A sincere and funny “Sideways” reunion that’s more than meets the eye.
Less than 20 years after collaborating on one of the most original and delicious comedies “Sideways,” director Alexander Payne and Paul Giamatti are back together for “The Holdovers.” It’s a dramedy that chooses to be brutally funny or sincere, especially when it features characters you think you hate, but learn to appreciate them once you get to know them.
For example, Giamatti plays the most traditional and unlikable professor at Barton Academy named Paul Hunham. He’s the kind of teacher who would give “C,” “D,” “F+” and one “B+” to his students, and who would give them a make-up exam, but with new material they must read over Christmas break. Even he hates his job, and I wouldn’t blame him.
But nonetheless, he’s supposed to be the supervisor for the students, who can’t return home to their families for the holidays. The time may be the early 70s, but these youngsters seem worthy of living up to the detention kids in “The Breakfast Club.” But most of them are invited to on a skiing trip, leaving only one student behind.

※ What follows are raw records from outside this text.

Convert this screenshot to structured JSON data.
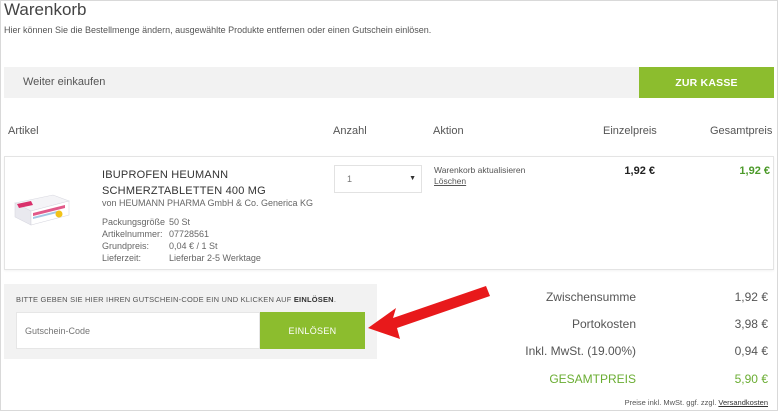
{
  "page": {
    "title": "Warenkorb",
    "subtitle": "Hier können Sie die Bestellmenge ändern, ausgewählte Produkte entfernen oder einen Gutschein einlösen."
  },
  "top_bar": {
    "continue_label": "Weiter einkaufen",
    "checkout_label": "ZUR KASSE"
  },
  "columns": {
    "article": "Artikel",
    "quantity": "Anzahl",
    "action": "Aktion",
    "unit_price": "Einzelpreis",
    "total_price": "Gesamtpreis"
  },
  "item": {
    "name_line1": "IBUPROFEN HEUMANN",
    "name_line2": "SCHMERZTABLETTEN 400 MG",
    "maker": "von HEUMANN PHARMA GmbH & Co. Generica KG",
    "specs": [
      {
        "label": "Packungsgröße",
        "value": "50 St"
      },
      {
        "label": "Artikelnummer:",
        "value": "07728561"
      },
      {
        "label": "Grundpreis:",
        "value": "0,04 € / 1 St"
      },
      {
        "label": "Lieferzeit:",
        "value": "Lieferbar 2-5 Werktage"
      }
    ],
    "quantity": "1",
    "update_label": "Warenkorb aktualisieren",
    "delete_label": "Löschen",
    "unit_price": "1,92 €",
    "total_price": "1,92 €",
    "image_icon": "medicine-box-image"
  },
  "voucher": {
    "text_prefix": "BITTE GEBEN SIE HIER IHREN GUTSCHEIN-CODE EIN UND KLICKEN AUF ",
    "text_bold": "EINLÖSEN",
    "text_suffix": ".",
    "placeholder": "Gutschein-Code",
    "button_label": "EINLÖSEN"
  },
  "annotation": {
    "icon": "red-arrow-icon",
    "color": "#e8191b"
  },
  "summary": {
    "subtotal_label": "Zwischensumme",
    "subtotal_value": "1,92 €",
    "shipping_label": "Portokosten",
    "shipping_value": "3,98 €",
    "tax_label": "Inkl. MwSt. (19.00%)",
    "tax_value": "0,94 €",
    "grand_label": "GESAMTPREIS",
    "grand_value": "5,90 €"
  },
  "footer": {
    "note_prefix": "Preise inkl. MwSt. ggf. zzgl. ",
    "shipping_link": "Versandkosten"
  },
  "colors": {
    "accent_green": "#8cbd2e",
    "price_green": "#4c9a2a",
    "panel_gray": "#f2f2f2"
  }
}
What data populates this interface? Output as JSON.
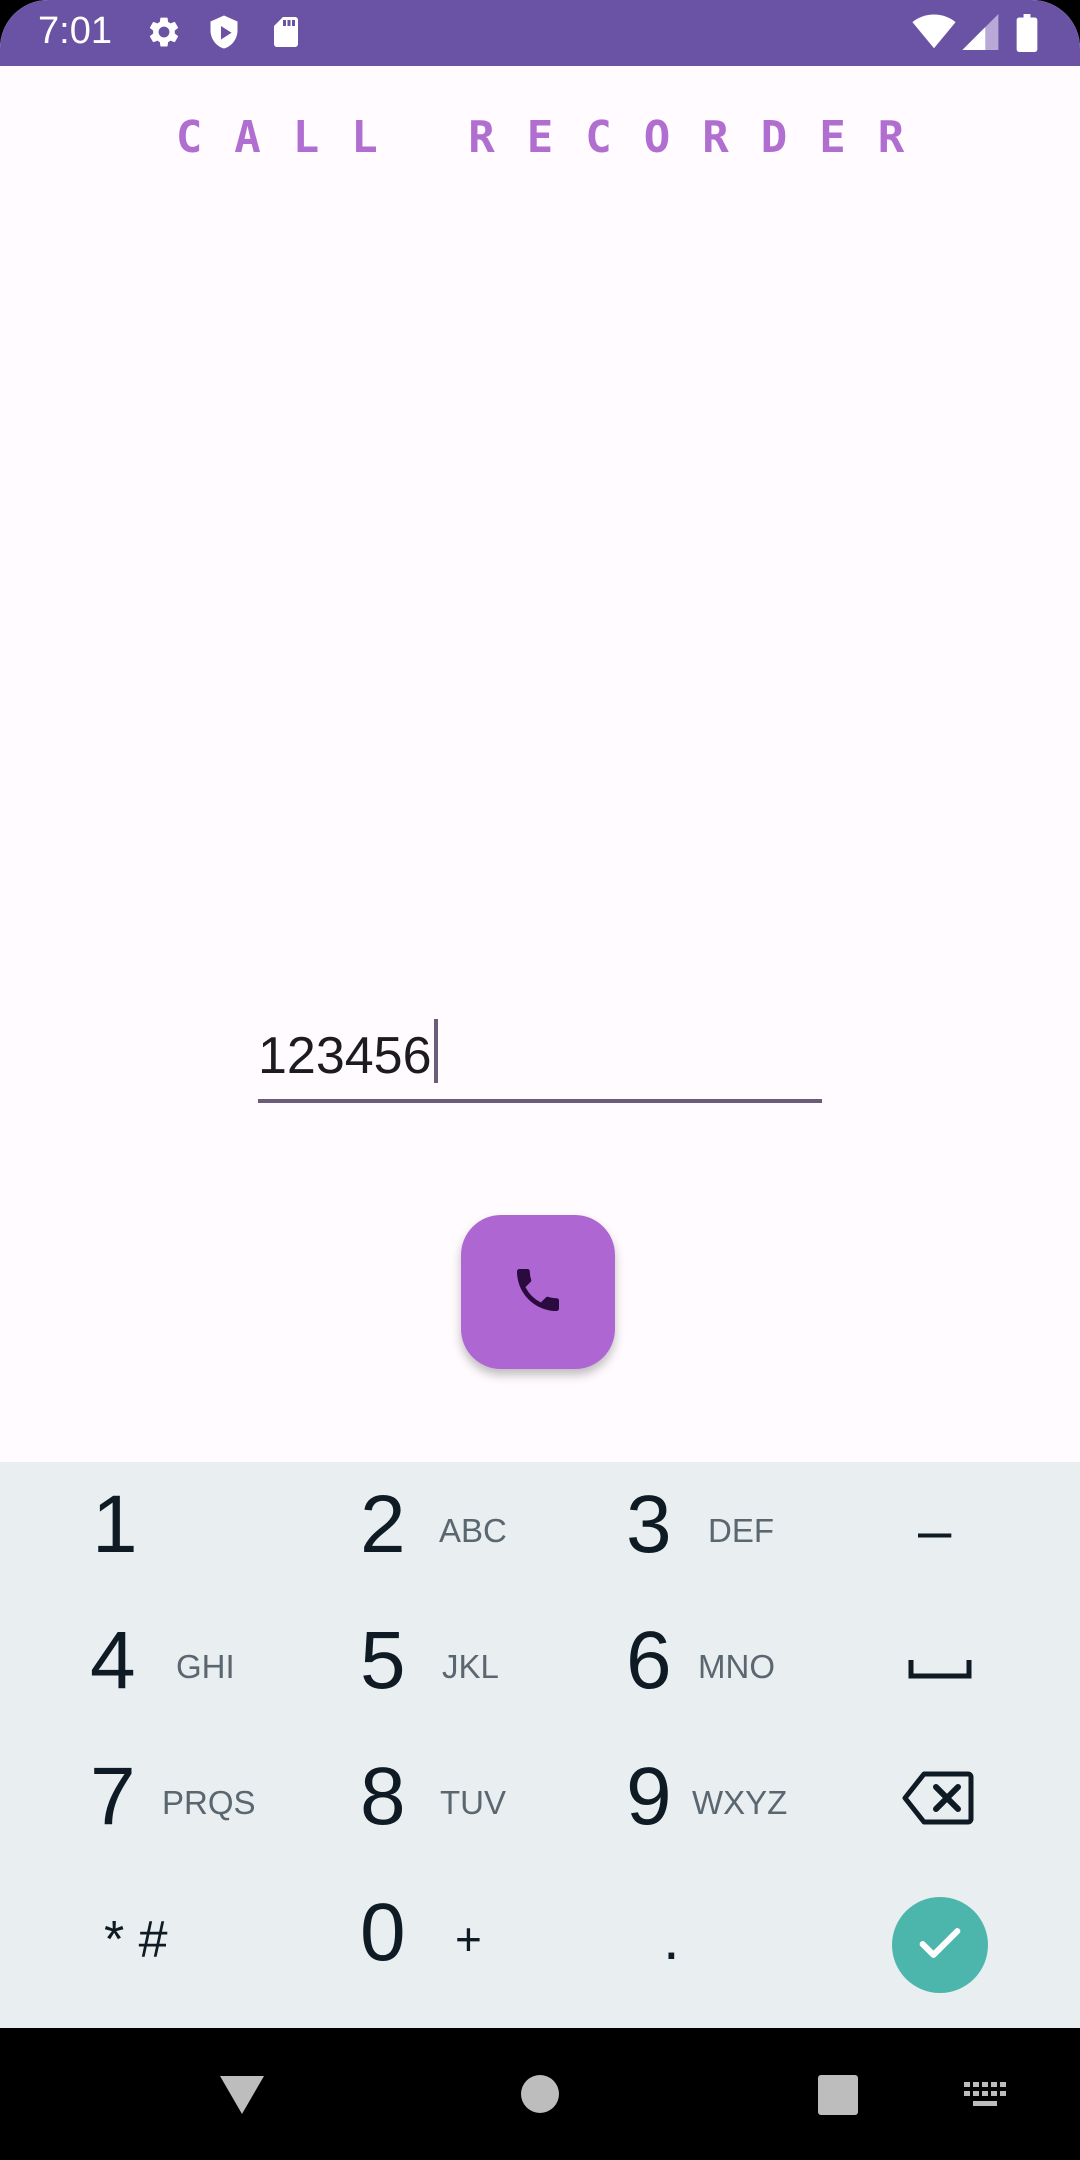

And that one individual is Angus Tully (Dominic Sessa), whose father passed away, and whose mother (Gillian Vigman) decides to spend her holidays on a honeymoon with her new husband (Tate Donovan). You think he’s a jerk, at first, because of the way he gets into fights with the other students and always trades insults with Paul. You still think that further when he engages in a childish chase sequence that ultimately injures the boy. So you’re probably thinking: “Why should we care about this kid and teacher? Because as the story develops, there will be an understanding between the two.
And plus, they aren’t alone in the sympathy, because there’s also the cook Mary Lamb (Da’Vine Joy Randolph), whose son has died in battle, and must serve the holdovers whatever is left in the kitchen until a new batch of food arrives. It takes awhile for her to let out all her emotions, but her tone and attitude keeps the character in check in the meantime.
“The Holdovers” is almost as entertaining and original as “Sideways,” because of the way Payne once again guides Giamatti with the vulnerabilities to represent his character’s strengths and weaknesses. It’s also because of the character development between him being unlikable and later being sympathetic. And you’re able to see some likability in his main student and the cook (both brilliantly portrayed by Sessa and Randolph), because they have their problems, which are why they have lousy attitudes and dispositions.
I try to keep negativity out of my life, but the fact is you can’t be happy all the time. There has to be pathos in your life, and you have to find a way to deal with your problems. This movie takes its time to deal with their issues, and they don’t go long or too short.
The movie opens with the old “This Motion Picture Has Been Rated R,” and a Focus Feature logo that wants to look retro. So, as we’re seeing them, we’re thinking it’s a throwback to the cinema in the 70s. And it would make sense, considering the movie’s time period.
But I don’t want to recommend “The Holdovers” for the way it presents its studio logo. I want to recommend it for the “Sideways” reunion, the excellent performances, the honest comedy, and the strong emotions within. Payne’s last film “Downsizing” was good, but not great, while his latest entry is a considerable improvement. It questions the personalities of the characters whom you think you want nothing to do with, but eventually, you realize they all have a unique character study. This is one of the best films of the year.